Fighting for Life: A Journey to See the Stars

I was still in High School when I started fading.

Not even my fault, just one pill ruined everything, made me sick forever. Between the haze of medicines and treatments, all the struggles of trying to stay in High School, I hadn’t realized that I had given up.

Slowly, I had gotten afraid of trying; if I were to fail, it would be more pain, and in that, I had begun to give up. I didn’t realize how far things had gone until the doctor warned me that if things didn’t get better, I’d be in the hospital. So I tried, but not enough, and I knew this.

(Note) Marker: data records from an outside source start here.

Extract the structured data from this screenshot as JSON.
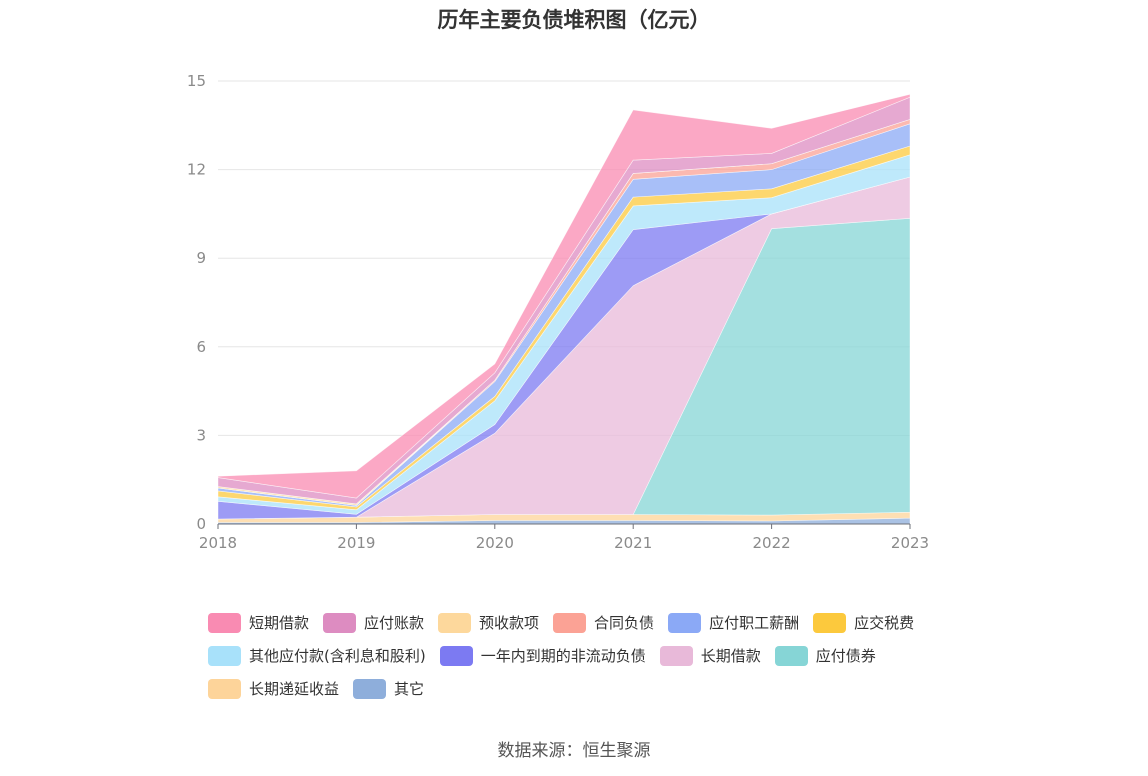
{
  "chart_data": {
    "type": "area",
    "stacked": true,
    "title": "历年主要负债堆积图（亿元）",
    "x": [
      "2018",
      "2019",
      "2020",
      "2021",
      "2022",
      "2023"
    ],
    "ylim": [
      0,
      15
    ],
    "yticks": [
      "0",
      "3",
      "6",
      "9",
      "12",
      "15"
    ],
    "grid": true,
    "legend_position": "bottom",
    "series": [
      {
        "name": "其它",
        "color": "#8eaedb",
        "values": [
          0.05,
          0.05,
          0.12,
          0.12,
          0.1,
          0.2
        ]
      },
      {
        "name": "长期递延收益",
        "color": "#fdd49a",
        "values": [
          0.12,
          0.18,
          0.2,
          0.2,
          0.2,
          0.2
        ]
      },
      {
        "name": "应付债券",
        "color": "#86d5d6",
        "values": [
          0,
          0,
          0,
          0,
          9.7,
          9.95
        ]
      },
      {
        "name": "长期借款",
        "color": "#e8b9d9",
        "values": [
          0,
          0,
          2.75,
          7.75,
          0.5,
          1.4
        ]
      },
      {
        "name": "一年内到期的非流动负债",
        "color": "#7c7af2",
        "values": [
          0.6,
          0.1,
          0.3,
          1.9,
          0,
          0
        ]
      },
      {
        "name": "其他应付款(含利息和股利)",
        "color": "#a8e1fa",
        "values": [
          0.15,
          0.15,
          0.8,
          0.8,
          0.55,
          0.75
        ]
      },
      {
        "name": "应交税费",
        "color": "#fcc93d",
        "values": [
          0.2,
          0.1,
          0.15,
          0.3,
          0.3,
          0.3
        ]
      },
      {
        "name": "应付职工薪酬",
        "color": "#8ba9f6",
        "values": [
          0.1,
          0.05,
          0.5,
          0.6,
          0.65,
          0.75
        ]
      },
      {
        "name": "合同负债",
        "color": "#fba295",
        "values": [
          0,
          0,
          0.05,
          0.2,
          0.2,
          0.15
        ]
      },
      {
        "name": "预收款项",
        "color": "#fdd89c",
        "values": [
          0.05,
          0.05,
          0,
          0,
          0,
          0
        ]
      },
      {
        "name": "应付账款",
        "color": "#dd8cc1",
        "values": [
          0.3,
          0.2,
          0.25,
          0.45,
          0.35,
          0.75
        ]
      },
      {
        "name": "短期借款",
        "color": "#f98bb2",
        "values": [
          0.05,
          0.92,
          0.3,
          1.7,
          0.85,
          0.1
        ]
      }
    ],
    "legend_order": [
      "短期借款",
      "应付账款",
      "预收款项",
      "合同负债",
      "应付职工薪酬",
      "应交税费",
      "其他应付款(含利息和股利)",
      "一年内到期的非流动负债",
      "长期借款",
      "应付债券",
      "长期递延收益",
      "其它"
    ]
  },
  "source": "数据来源：恒生聚源"
}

A month passed, and I was right where he said I’d be. I shook all the time. My blood pressure tanked. My weight was abysmally low, and bruises appeared everywhere. I couldn’t eat. Couldn’t really sleep.

No one knew what was wrong. No one could fix it.

Every time I breathed, I feared it would be my last. When I closed my eyes at night, I thought it would be my last. I was never going to graduate. Never going to go to college, or get a job, or fall in love.

I’d always loved the stars. No matter how horrible things got, all the changes I went through, they were always there. A reminder of resilience, the stars appeared day after day. Living in the suburbs meant I rarely ever got to see many. Certainly, none appeared outside the hospital window. But I wasn’t going to leave without seeing the sea of stars.

If I had no other reason to try to live, to keep fighting, I had this. I wanted to see the stars again. So I closed my eyes, and I woke up the next day. No matter how much it hurt, I tried to eat. I forced myself to keep trying.

Soon, I was strong enough to live on my own.

3 months later, the sky lit up with a thousand stars, keeping its promise to me. I kept my promise to myself. I keep trying, if for no reason than to see the stars.